To clarify, having not had children yet, I can only guess its the same nagging worry you might have over not accidentally doing something terrible that might harm your baby; which sometimes is more in the background, and sometimes is more terrifyingly very much in the foreground – but it is always there – and with that comes the frustration of sometimes not knowing what the frig is wrong with them; why won’t they just settle down?!

— and when there is something obviously constant, like a little one, then we are okay with making allowances for our lovely friends… We know their brains are full with trying to keep a small person alive. I guess as t1’s we sometimes don’t feel we get the same slack given to us; which is mostly okay too; but is also just a bit “meh” sometimes.

Jen sums it up well throughout said post; but this paragraph probably best covers it:

We as a bunch who share the commonality of a defunct pancreas are powerful, and vocal, and ALIVE, thanks to our own hourly efforts. We don’t get congratulated for those efforts – nor am I asking for that. We don’t wear our pumps on our foreheads, or hold our injections aloft for the world to see like a badge of honour. Mostly because it would just really make your arm ache. We don’t receive too much concern over our plight, aside from those who love us enough and are patient enough to choose to share the plight with us.

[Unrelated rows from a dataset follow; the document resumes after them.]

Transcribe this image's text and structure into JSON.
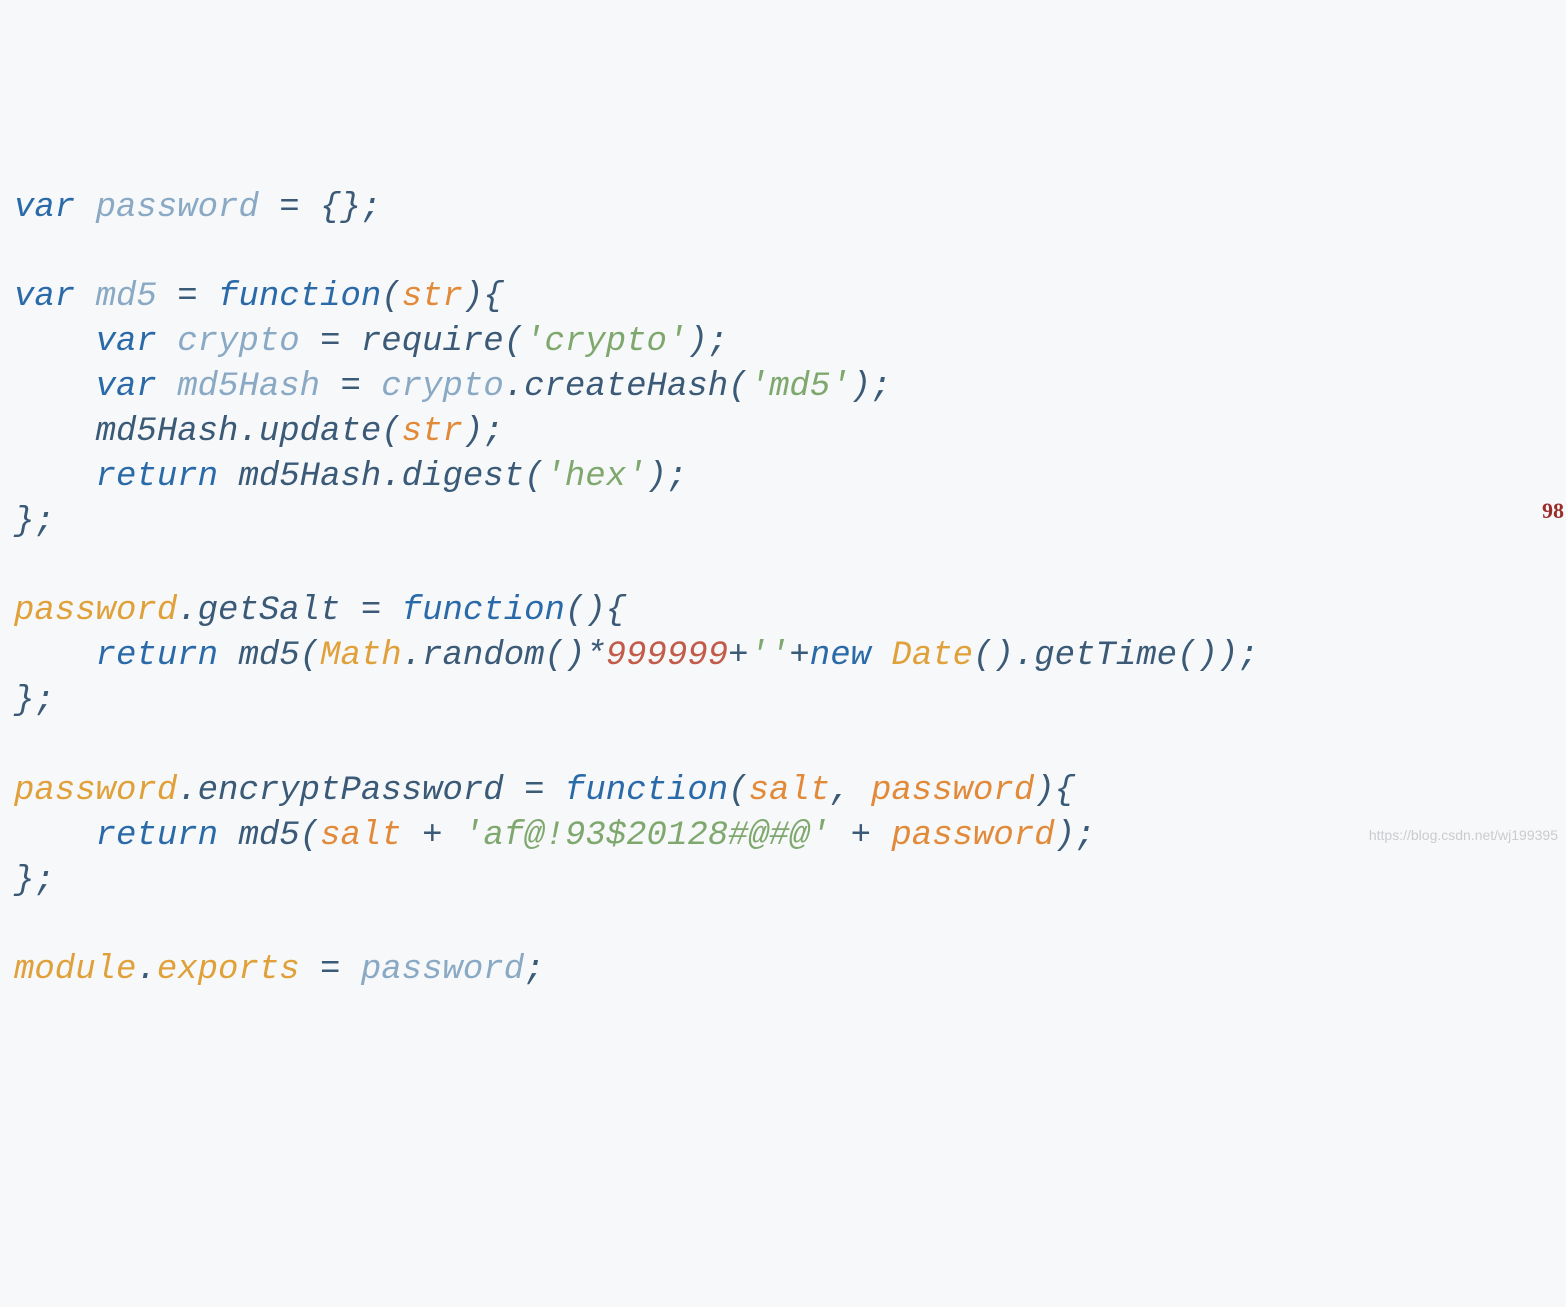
{
  "code": {
    "tokens": [
      [
        {
          "t": "var",
          "c": "kw"
        },
        {
          "t": " ",
          "c": ""
        },
        {
          "t": "password",
          "c": "var-name"
        },
        {
          "t": " = {};",
          "c": "punct"
        }
      ],
      [],
      [
        {
          "t": "var",
          "c": "kw"
        },
        {
          "t": " ",
          "c": ""
        },
        {
          "t": "md5",
          "c": "var-name"
        },
        {
          "t": " = ",
          "c": "op"
        },
        {
          "t": "function",
          "c": "func"
        },
        {
          "t": "(",
          "c": "paren"
        },
        {
          "t": "str",
          "c": "param"
        },
        {
          "t": "){",
          "c": "paren"
        }
      ],
      [
        {
          "t": "    ",
          "c": ""
        },
        {
          "t": "var",
          "c": "kw"
        },
        {
          "t": " ",
          "c": ""
        },
        {
          "t": "crypto",
          "c": "var-name"
        },
        {
          "t": " = require(",
          "c": "ident"
        },
        {
          "t": "'crypto'",
          "c": "str"
        },
        {
          "t": ");",
          "c": "punct"
        }
      ],
      [
        {
          "t": "    ",
          "c": ""
        },
        {
          "t": "var",
          "c": "kw"
        },
        {
          "t": " ",
          "c": ""
        },
        {
          "t": "md5Hash",
          "c": "var-name"
        },
        {
          "t": " = ",
          "c": "op"
        },
        {
          "t": "crypto",
          "c": "var-name"
        },
        {
          "t": ".createHash(",
          "c": "member"
        },
        {
          "t": "'md5'",
          "c": "str"
        },
        {
          "t": ");",
          "c": "punct"
        }
      ],
      [
        {
          "t": "    md5Hash.update(",
          "c": "member"
        },
        {
          "t": "str",
          "c": "param"
        },
        {
          "t": ");",
          "c": "punct"
        }
      ],
      [
        {
          "t": "    ",
          "c": ""
        },
        {
          "t": "return",
          "c": "kw"
        },
        {
          "t": " md5Hash.digest(",
          "c": "member"
        },
        {
          "t": "'hex'",
          "c": "str"
        },
        {
          "t": ");",
          "c": "punct"
        }
      ],
      [
        {
          "t": "};",
          "c": "punct"
        }
      ],
      [],
      [
        {
          "t": "password",
          "c": "prop"
        },
        {
          "t": ".",
          "c": "punct"
        },
        {
          "t": "getSalt",
          "c": "member"
        },
        {
          "t": " = ",
          "c": "op"
        },
        {
          "t": "function",
          "c": "func"
        },
        {
          "t": "(){",
          "c": "paren"
        }
      ],
      [
        {
          "t": "    ",
          "c": ""
        },
        {
          "t": "return",
          "c": "kw"
        },
        {
          "t": " md5(",
          "c": "member"
        },
        {
          "t": "Math",
          "c": "builtin"
        },
        {
          "t": ".random()*",
          "c": "member"
        },
        {
          "t": "999999",
          "c": "num"
        },
        {
          "t": "+",
          "c": "op"
        },
        {
          "t": "''",
          "c": "str"
        },
        {
          "t": "+",
          "c": "op"
        },
        {
          "t": "new",
          "c": "kw"
        },
        {
          "t": " ",
          "c": ""
        },
        {
          "t": "Date",
          "c": "builtin"
        },
        {
          "t": "().getTime());",
          "c": "member"
        }
      ],
      [
        {
          "t": "};",
          "c": "punct"
        }
      ],
      [],
      [
        {
          "t": "password",
          "c": "prop"
        },
        {
          "t": ".",
          "c": "punct"
        },
        {
          "t": "encryptPassword",
          "c": "member"
        },
        {
          "t": " = ",
          "c": "op"
        },
        {
          "t": "function",
          "c": "func"
        },
        {
          "t": "(",
          "c": "paren"
        },
        {
          "t": "salt",
          "c": "param"
        },
        {
          "t": ", ",
          "c": "punct"
        },
        {
          "t": "password",
          "c": "param"
        },
        {
          "t": "){",
          "c": "paren"
        }
      ],
      [
        {
          "t": "    ",
          "c": ""
        },
        {
          "t": "return",
          "c": "kw"
        },
        {
          "t": " md5(",
          "c": "member"
        },
        {
          "t": "salt",
          "c": "param"
        },
        {
          "t": " + ",
          "c": "op"
        },
        {
          "t": "'af@!93$20128#@#@'",
          "c": "str"
        },
        {
          "t": " + ",
          "c": "op"
        },
        {
          "t": "password",
          "c": "param"
        },
        {
          "t": ");",
          "c": "punct"
        }
      ],
      [
        {
          "t": "};",
          "c": "punct"
        }
      ],
      [],
      [
        {
          "t": "module",
          "c": "prop"
        },
        {
          "t": ".",
          "c": "punct"
        },
        {
          "t": "exports",
          "c": "prop"
        },
        {
          "t": " = ",
          "c": "op"
        },
        {
          "t": "password",
          "c": "var-name"
        },
        {
          "t": ";",
          "c": "punct"
        }
      ]
    ]
  },
  "overflow_marker": "98",
  "watermark": "https://blog.csdn.net/wj199395"
}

This is, for the most part, a silent battle. A battle we weren’t told we were entering until we were suddenly fighting every day to save our own lives.

A battle that doesn’t ever end, and one in which the parameters, tactics and ‘correct’ choices are constantly changing. You know, just to keep things interesting.

None of the above means that three years in, its all doom & gloom; far from it. The sun is starting to come out to play again, and I’m going to marry my most wonderful man in just under three months (YAY!) – and my last HbA1c was my best for yonks / frikkin’ amazeballs (even if I do say so myself) — I guess though, on a day you’re pondering how life threw you a massive curveball, its good to reflect on the whole shebang.

Would I change my life as it is right now? Hell no.

Would I send my pancreas a text back if I could? Hell yes.

And it would say – I love you. We were so good together. I can live without you: but it sucks. If you’re listening, please come back.